The total time of execution is 720 second, while the first part take 45 second, the second 11 and the third 357.

So the third part take about *50%* of the whole calculation.

N.

Hi Nicola,

I have modified reax/c to be able to use the ghost neighbor list, and for
the AuO example I obtained 6-19% overall speedup, depending on system size
and number of cores. For some other test cases I generally obtain an
overall 10-15% improvement in efficiency.

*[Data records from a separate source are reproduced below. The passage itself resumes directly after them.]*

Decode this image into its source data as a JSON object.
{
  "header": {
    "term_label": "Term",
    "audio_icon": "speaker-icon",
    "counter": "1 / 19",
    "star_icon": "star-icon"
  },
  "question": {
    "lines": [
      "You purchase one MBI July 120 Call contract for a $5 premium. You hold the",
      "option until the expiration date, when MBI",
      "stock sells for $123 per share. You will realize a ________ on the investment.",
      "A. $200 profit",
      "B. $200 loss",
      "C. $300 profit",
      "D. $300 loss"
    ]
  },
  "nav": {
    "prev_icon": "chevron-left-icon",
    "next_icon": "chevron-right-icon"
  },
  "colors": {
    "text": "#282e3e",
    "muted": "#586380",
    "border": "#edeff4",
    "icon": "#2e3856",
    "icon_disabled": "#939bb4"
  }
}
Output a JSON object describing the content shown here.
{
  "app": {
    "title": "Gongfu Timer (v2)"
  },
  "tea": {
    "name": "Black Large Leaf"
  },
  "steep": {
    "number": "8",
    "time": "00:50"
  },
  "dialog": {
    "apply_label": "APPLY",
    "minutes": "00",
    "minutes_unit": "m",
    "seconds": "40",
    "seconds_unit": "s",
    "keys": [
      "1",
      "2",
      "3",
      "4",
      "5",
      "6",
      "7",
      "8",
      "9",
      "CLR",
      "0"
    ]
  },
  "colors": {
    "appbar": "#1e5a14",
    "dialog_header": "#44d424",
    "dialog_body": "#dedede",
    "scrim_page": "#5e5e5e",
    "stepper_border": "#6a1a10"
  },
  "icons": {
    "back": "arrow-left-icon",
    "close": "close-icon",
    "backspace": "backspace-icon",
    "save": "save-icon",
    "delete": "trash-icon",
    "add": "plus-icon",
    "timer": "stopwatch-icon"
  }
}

Please test this and let me know if you do get similar speedup, thanks.

Best,
Ray Shan

pair_reax_c.cpp (19.7 KB)

fix_qeq_reax.cpp (22.1 KB)

neighbor.cpp (61.4 KB)

neigh_full.cpp (19 KB)

neighbor.h (15.1 KB)

Dear Shan, I've tried on a couple of systems and the results are quite good. The comparison is done on a single core.
Below ghost stay for the ghost neighbor list method while old stay for the old write_reax_lists method

*CaCO3* ( 1561 atoms )
Method Total_Time Write_reax_lists Compute_Forces
ghost 126 62 39
old 226 173 34

*Au_O* ( 7680 atoms )
Method Total_Time Write_reax_lists Compute_Forces
ghost 413 103 254
old 715 424 234

In both cases half of the time of Write_reax_lists is spent in the method set_far_nbr.

Many thanks for your improvements.

Nicola

I've just added Ray's performance improvements to pair reax/c
as a 25Jun patch.

Thanks,
Steve